Nearly all of Puerto Rico’s public schools have reopened, but some don’t have power at all and must conduct classes in the dark. Enrollment in public schools stands at about 320,000, down from a pre-Hurricane Maria level of 350,000. Some schools have only intermittent power.
Rosselló and Keleher have made waves for proposing to close about 300 public schools, more than a quarter of the island’s 1,100, and introducing new schools similiar to charter schools. Keleher has also said she wants to introduce vouchers to Puerto Rico, although she said the island’s situation needs to stabilize first.
You can watch Keleher discuss her views on the island’s system here or in the video above. Both officials say it would accelerate a badly needed overhaul of the island’s schools that pre-dates Hurricane Maria.
‘Disrupt and Destabilize’
However, the island’s teachers’ union vigorously opposes the plan because of the impact it says it would have on teachers’ jobs, students, and local communities. Sanders and others echoed the union’s opposition on Thursday.
“The proposal in Puerto Rico to transition to charter schools and the use of private school vouchers is one that mirrors what happened in New Orleans after Hurricane Katrina,” Sanders said.
“The school privatization proposal in Puerto Rico would pull much-needed money away from public schools. ... The proposal at hand would completely disrupt and destabilize the existing public school system already struggling to rebuild.”

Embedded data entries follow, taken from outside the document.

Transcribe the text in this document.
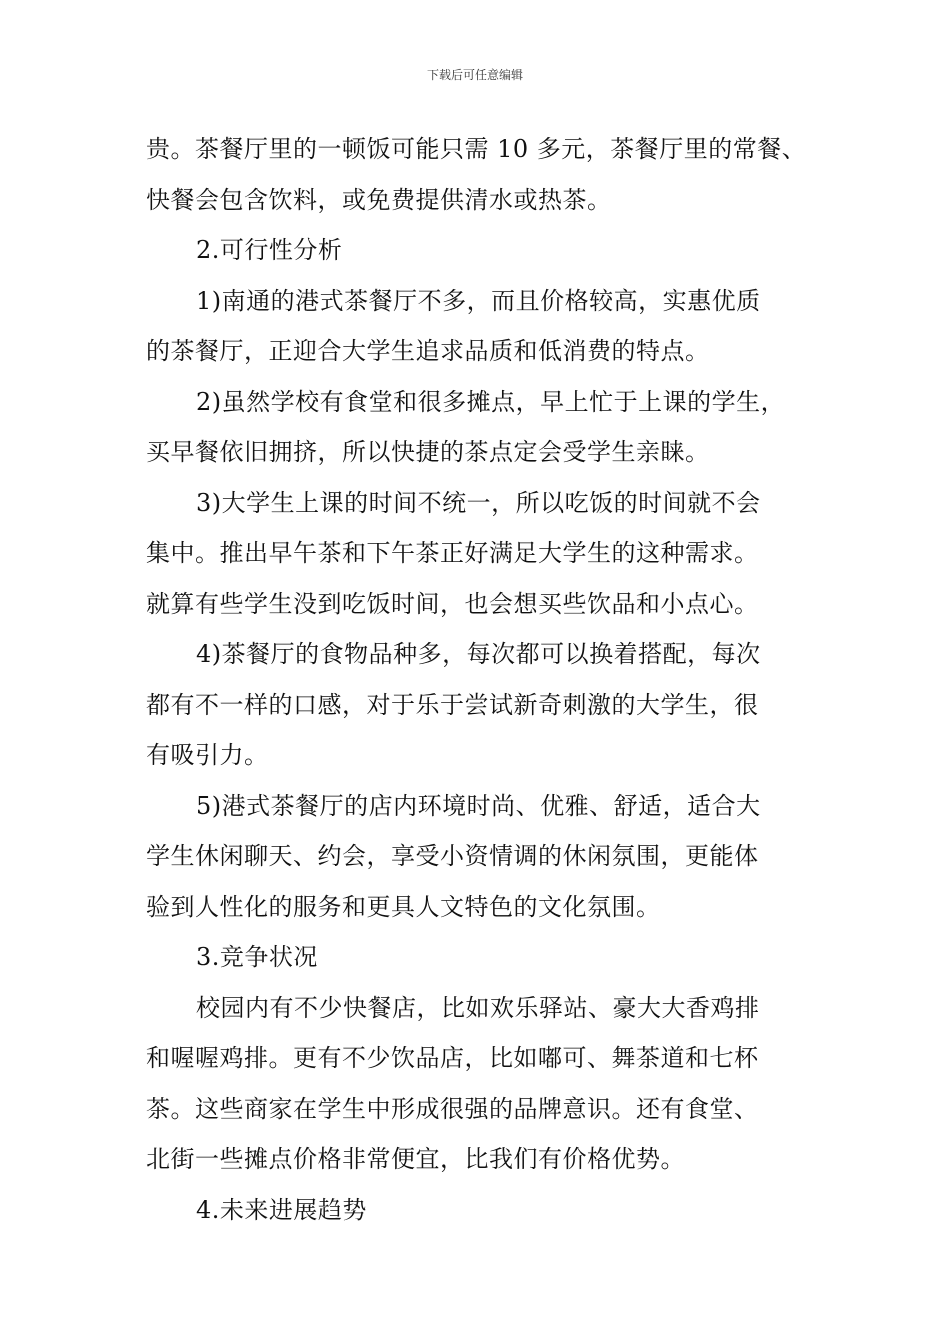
下载后可任意编辑
贵。茶餐厅里的一顿饭可能只需 10 多元，茶餐厅里的常餐、
快餐会包含饮料，或免费提供清水或热茶。
2.可行性分析
1)南通的港式茶餐厅不多，而且价格较高，实惠优质
的茶餐厅，正迎合大学生追求品质和低消费的特点。
2)虽然学校有食堂和很多摊点，早上忙于上课的学生，
买早餐依旧拥挤，所以快捷的茶点定会受学生亲睐。
3)大学生上课的时间不统一，所以吃饭的时间就不会
集中。推出早午茶和下午茶正好满足大学生的这种需求。
就算有些学生没到吃饭时间，也会想买些饮品和小点心。
4)茶餐厅的食物品种多，每次都可以换着搭配，每次
都有不一样的口感，对于乐于尝试新奇刺激的大学生，很
有吸引力。
5)港式茶餐厅的店内环境时尚、优雅、舒适，适合大
学生休闲聊天、约会，享受小资情调的休闲氛围，更能体
验到人性化的服务和更具人文特色的文化氛围。
3.竞争状况
校园内有不少快餐店，比如欢乐驿站、豪大大香鸡排
和喔喔鸡排。更有不少饮品店，比如嘟可、舞茶道和七杯
茶。这些商家在学生中形成很强的品牌意识。还有食堂、
北街一些摊点价格非常便宜，比我们有价格优势。
4.未来进展趋势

Warren also attacked the federal government’s efforts to help Puerto Rico recover as “embarrassing,” saying Washington needed to do much more.
“Now is the time for Puerto Rico to redouble its investment in public education. Cuts to education send a grim message about the future of the island,” she said.

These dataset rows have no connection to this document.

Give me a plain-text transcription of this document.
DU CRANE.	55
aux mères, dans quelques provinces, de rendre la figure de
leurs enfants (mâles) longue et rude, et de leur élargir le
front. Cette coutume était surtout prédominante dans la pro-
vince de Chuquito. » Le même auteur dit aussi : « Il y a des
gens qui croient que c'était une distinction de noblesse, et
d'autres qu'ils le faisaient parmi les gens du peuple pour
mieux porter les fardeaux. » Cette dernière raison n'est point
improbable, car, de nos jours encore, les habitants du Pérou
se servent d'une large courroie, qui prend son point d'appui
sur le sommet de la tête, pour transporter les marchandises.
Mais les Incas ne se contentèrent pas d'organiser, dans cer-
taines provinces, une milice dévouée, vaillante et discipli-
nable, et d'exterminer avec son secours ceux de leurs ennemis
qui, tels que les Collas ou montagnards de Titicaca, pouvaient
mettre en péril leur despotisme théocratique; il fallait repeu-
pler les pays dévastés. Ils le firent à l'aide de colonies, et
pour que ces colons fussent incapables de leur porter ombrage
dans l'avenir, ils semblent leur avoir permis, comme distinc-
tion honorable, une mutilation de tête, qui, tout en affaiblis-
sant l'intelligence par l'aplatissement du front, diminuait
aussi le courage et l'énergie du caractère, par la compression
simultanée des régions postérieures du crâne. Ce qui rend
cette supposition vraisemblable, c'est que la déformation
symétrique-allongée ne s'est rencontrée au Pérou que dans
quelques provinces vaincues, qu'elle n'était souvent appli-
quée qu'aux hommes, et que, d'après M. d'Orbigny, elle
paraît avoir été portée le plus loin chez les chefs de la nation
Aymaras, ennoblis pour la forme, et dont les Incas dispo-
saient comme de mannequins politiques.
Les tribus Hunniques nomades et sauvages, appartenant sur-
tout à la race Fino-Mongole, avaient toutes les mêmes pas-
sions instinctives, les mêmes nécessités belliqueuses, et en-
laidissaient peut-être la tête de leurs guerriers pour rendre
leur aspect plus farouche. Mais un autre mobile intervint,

Federal data on Puerto Rico’s school performance is scanty compared to statistics people have become accustomed to seeing about states and the District of Columbia. But the available information indicates that the island’s students have struggled academically for several years.

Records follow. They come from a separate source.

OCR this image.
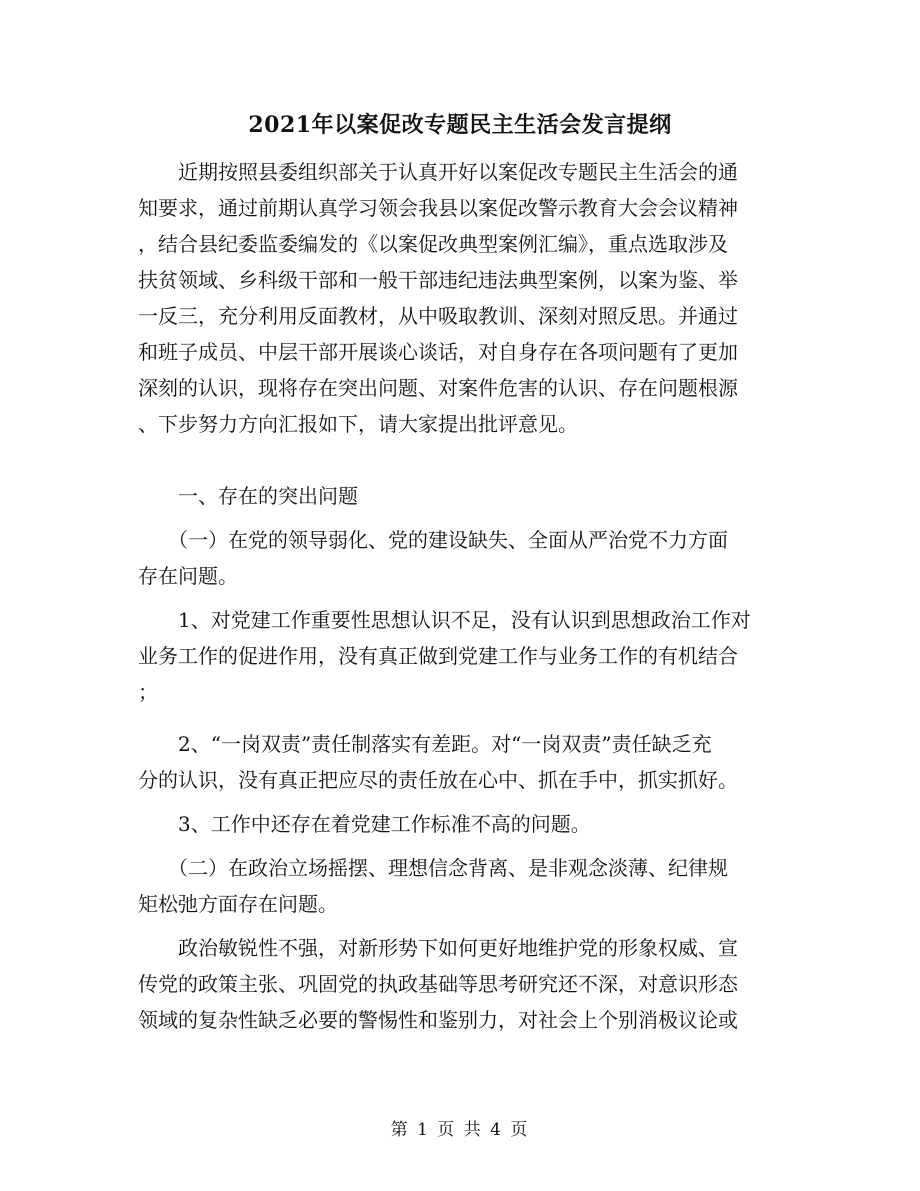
2021年以案促改专题民主生活会发言提纲
　　近期按照县委组织部关于认真开好以案促改专题民主生活会的通
知要求，通过前期认真学习领会我县以案促改警示教育大会会议精神
，结合县纪委监委编发的《以案促改典型案例汇编》，重点选取涉及
扶贫领域、乡科级干部和一般干部违纪违法典型案例，以案为鉴、举
一反三，充分利用反面教材，从中吸取教训、深刻对照反思。并通过
和班子成员、中层干部开展谈心谈话，对自身存在各项问题有了更加
深刻的认识，现将存在突出问题、对案件危害的认识、存在问题根源
、下步努力方向汇报如下，请大家提出批评意见。
　　一、存在的突出问题
　　（一）在党的领导弱化、党的建设缺失、全面从严治党不力方面
存在问题。
　　1、对党建工作重要性思想认识不足，没有认识到思想政治工作对
业务工作的促进作用，没有真正做到党建工作与业务工作的有机结合
；
　　2、“一岗双责”责任制落实有差距。对“一岗双责”责任缺乏充
分的认识，没有真正把应尽的责任放在心中、抓在手中，抓实抓好。
　　3、工作中还存在着党建工作标准不高的问题。
　　（二）在政治立场摇摆、理想信念背离、是非观念淡薄、纪律规
矩松弛方面存在问题。
　　政治敏锐性不强，对新形势下如何更好地维护党的形象权威、宣
传党的政策主张、巩固党的执政基础等思考研究还不深，对意识形态
领域的复杂性缺乏必要的警惕性和鉴别力，对社会上个别消极议论或
第 1 页 共 4 页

Keleher told Education Week that the island’s educational system had been in decline since it served Puerto Ricans now in their 50s, and that it no longer provides what could be considered a high-quality education to all children.
“I have a lot less [money than many U.S. mainland school systems] and I have to go a lot further,” Keleher said. “So what we’re going to do is not talk about what, for a community, one school might be, but what is the best utilization for the common good, for the collective benefit, of the student population?”
But Weingarten said rather than close schools and create charters and vouchers, Puerto Rico should get new community schools, expanded learning time for students, and new professional learning hubs for teachers.
“Public schools were the first places many people were able to get a hot meal,” Weingarten said, referring to the immediate aftermath of Maria. “They are the pillars of any effort to rebuild Puerto Rico.”
Blumenthal and Warren are Democrats, while Sanders is an independent who caucuses with the Democrats. Other cosponsors are Sen. Cory Booker, D-N.J.; Sen. Kirsten Gillibrand, D-N.Y.; Sen. Kamala Harris D-Calif., and Sen. Ed Markey, D-Mass.